The mood inside the restaurant, the location of which I won’t divulge, had that awkward “what next” air of an interrupted bank robbery. People were milling around the dining area with forlorn expressions on their faces like they were waiting in an ICU for their favorite family members to kick their respective buckets. The counter, however, was empty. That should have been another sign.

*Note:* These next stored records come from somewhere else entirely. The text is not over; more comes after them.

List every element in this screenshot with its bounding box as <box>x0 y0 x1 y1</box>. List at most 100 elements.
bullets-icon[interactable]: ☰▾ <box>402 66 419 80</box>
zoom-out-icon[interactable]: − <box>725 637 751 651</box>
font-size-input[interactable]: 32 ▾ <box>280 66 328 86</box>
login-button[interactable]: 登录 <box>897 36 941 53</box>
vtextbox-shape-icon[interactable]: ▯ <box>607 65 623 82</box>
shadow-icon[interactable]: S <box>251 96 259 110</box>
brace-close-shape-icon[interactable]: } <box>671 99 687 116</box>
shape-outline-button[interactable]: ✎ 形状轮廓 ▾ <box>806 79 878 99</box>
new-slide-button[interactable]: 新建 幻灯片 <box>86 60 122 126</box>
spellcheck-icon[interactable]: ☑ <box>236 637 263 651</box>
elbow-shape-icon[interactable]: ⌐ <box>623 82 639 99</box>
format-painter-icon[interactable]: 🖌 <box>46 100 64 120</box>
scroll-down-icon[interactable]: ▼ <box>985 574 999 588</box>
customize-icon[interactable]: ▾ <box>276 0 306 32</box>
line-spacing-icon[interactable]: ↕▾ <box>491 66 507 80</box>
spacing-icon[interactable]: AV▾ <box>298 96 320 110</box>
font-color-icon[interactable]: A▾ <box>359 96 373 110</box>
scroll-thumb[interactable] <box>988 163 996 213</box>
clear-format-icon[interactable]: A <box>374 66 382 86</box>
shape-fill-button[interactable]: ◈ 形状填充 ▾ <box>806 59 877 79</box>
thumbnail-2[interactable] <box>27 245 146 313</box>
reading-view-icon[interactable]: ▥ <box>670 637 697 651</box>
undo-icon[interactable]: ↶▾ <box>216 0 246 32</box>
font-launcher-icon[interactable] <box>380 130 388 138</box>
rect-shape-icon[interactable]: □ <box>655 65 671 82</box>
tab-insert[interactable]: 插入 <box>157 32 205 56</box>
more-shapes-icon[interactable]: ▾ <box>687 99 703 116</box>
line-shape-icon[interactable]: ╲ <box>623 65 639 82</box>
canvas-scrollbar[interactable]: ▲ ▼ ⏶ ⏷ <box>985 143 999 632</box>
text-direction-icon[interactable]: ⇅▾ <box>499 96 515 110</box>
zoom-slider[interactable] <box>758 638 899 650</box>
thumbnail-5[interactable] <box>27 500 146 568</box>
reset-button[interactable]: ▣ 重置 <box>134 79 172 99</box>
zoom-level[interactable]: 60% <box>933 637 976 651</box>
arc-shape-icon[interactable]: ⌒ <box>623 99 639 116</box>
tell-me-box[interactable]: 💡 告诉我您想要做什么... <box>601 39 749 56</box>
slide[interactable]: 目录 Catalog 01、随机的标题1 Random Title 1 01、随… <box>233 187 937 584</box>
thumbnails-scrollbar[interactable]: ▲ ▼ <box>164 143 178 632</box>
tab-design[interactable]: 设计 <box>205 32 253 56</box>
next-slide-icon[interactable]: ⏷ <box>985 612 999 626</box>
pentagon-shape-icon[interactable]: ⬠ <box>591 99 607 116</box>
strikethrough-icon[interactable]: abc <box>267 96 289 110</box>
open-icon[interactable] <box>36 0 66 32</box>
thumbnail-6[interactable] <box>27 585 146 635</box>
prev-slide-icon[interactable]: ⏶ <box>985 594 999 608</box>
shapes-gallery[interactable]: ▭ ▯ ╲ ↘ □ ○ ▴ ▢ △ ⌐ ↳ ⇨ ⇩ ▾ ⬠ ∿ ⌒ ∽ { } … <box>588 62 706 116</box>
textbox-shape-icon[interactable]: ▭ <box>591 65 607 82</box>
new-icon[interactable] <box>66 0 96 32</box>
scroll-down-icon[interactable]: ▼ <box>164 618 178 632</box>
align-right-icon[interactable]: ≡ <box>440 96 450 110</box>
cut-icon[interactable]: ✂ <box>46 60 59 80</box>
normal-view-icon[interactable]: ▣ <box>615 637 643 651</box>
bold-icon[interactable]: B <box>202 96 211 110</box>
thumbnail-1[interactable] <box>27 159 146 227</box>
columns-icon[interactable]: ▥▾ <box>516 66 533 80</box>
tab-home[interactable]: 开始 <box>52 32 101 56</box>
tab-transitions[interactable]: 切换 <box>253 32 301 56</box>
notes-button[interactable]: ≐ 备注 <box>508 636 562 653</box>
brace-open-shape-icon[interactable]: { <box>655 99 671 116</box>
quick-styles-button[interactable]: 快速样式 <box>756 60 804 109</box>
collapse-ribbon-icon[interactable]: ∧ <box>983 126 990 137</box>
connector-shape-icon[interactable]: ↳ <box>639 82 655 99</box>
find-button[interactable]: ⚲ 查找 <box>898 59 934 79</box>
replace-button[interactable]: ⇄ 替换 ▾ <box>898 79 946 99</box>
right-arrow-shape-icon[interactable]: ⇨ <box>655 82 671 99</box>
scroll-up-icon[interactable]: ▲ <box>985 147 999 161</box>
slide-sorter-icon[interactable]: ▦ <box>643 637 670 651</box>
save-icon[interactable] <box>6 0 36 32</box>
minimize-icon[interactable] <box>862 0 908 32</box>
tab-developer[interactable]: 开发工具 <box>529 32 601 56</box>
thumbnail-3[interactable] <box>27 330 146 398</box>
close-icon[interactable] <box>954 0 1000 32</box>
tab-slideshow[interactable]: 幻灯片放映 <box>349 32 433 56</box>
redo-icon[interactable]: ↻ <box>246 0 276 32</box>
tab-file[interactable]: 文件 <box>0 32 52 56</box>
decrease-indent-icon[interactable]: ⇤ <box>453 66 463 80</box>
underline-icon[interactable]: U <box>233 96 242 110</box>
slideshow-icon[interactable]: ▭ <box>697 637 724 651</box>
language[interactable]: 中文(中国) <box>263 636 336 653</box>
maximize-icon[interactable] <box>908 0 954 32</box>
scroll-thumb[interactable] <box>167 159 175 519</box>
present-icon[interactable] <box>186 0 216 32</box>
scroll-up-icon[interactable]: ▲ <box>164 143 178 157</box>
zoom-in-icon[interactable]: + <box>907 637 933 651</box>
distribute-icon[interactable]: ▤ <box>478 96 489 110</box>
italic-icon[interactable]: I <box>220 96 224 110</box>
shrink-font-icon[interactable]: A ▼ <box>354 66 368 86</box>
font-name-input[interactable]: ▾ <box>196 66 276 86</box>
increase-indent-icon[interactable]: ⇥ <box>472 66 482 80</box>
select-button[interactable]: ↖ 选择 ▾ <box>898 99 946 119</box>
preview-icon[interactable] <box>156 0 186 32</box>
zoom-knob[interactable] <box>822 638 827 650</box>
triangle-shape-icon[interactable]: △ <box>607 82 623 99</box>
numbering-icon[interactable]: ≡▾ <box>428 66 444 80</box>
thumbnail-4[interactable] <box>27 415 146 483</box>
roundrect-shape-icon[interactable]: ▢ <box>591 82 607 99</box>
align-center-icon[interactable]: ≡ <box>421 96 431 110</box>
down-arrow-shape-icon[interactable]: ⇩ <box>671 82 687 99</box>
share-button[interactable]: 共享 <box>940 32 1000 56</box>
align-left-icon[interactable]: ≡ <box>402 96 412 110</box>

The employee greeted my family’s order with the kind of enthusiasm usually exhibited by the comatose. Because I’m that idiot who likes to pretend he has the power to somehow alter fast food so that its not destroying his system, I requested my tacos be made “fresco style,” which is meant to signal to the Taco Bell employee I’d like to replace the half-gallon of sour cream and fistful of shredded cheese they dump on each one with pico de gallo. After allowing the cashier to stare blankly at the restaurant’s point of sale system for several endless moments, then make a quintet of unanswered monotone calls for help from a manager, I told her not to worry about personalizing my order. I’d just take the stock taco. Stockos, as I call them. Her gratitude was boundless.
The self-serve drink machine was non-operational, so the cashier actually took our drink order. She forgot my daughter’s, and when I reminded her, she graciously informed me that she was “getting to it.”
I carried the trio of drinks to the table Mandy, my wife, had picked out at the back of the restaurant. It was near an exit, which was probably good thinking on her part. It looked like someone had scattered half the menu across the restaurant floor, forcing me to step across a valley of spilled lettuce, cheese, and bits of taco shell as I approached the table.
I said something along the lines of, “I’m not sure about this particular Taco Bell.”
“I wanted to eat at the gas station,” she replied.
We both took sips of our drinks and grimaced. The balance between viscous, Aspartame-flavored syrup and bitter soda water in the Diet Pepsis I’d ordered was all out-of-whack.
“That’s undrinkable,” Mandy said. “Oh, definitely,” I responded, then took another drink.
Based on the vociferous conversation with the roughly 900-year-old woman I assumed was his mother, the patron at the table adjacent to our was equally unimpressed with the service. Throughout our meal, we couldn’t help but overhear his profanity-laced ranting about the cost of the food, the meandering speed with which it was served, and how social norms wouldn’t permit him to yell inside the eatery even though he really, really wanted to. His mother sat quietly through most of this, her spirit no doubt crushed by whatever unfortunate series of events had led her here.
Our order was placed on the front counter some 15 minutes after we ordered it. To call the shells of my tacos cold would be like referring to your mother’s funeral as “kind of a bummer.” I suspected they’d been pulled from the freezer just moments after I ordered them and then left to defrost in the open air. The meat inside was hot, though.
As we ate, Mandy and I (my three-year-old daughter, Arlie, was too preoccupied dissecting the soft shell taco we’d ordered her to take notice of anything else) soaked in the ambiance of misery, disbelief and disappointment. Not that those characteristics are unique to the Taco Bell eating experience. But here, they were taken to a potent new level. I wish you could have experienced firsthand the manager’s contempt for a customer who politely asked for a refund for the order he’d waited 20 minutes not to receive, or the apologetic pleas of the teen at a table near ours to the girl he’d brought there. I genuinely hope it wasn’t a date; that’s the kind of experience that crush a budding relationship instantly.
Approximately 45 minutes after we’d entered it, we left the restaurant, stepping out into the miserable, soggy Saturday afternoon. My wife turned to me. We were both grinning from ear-to-ear.
“Dinner and entertainment,” she said.
And to think, we almost ate at a gas station.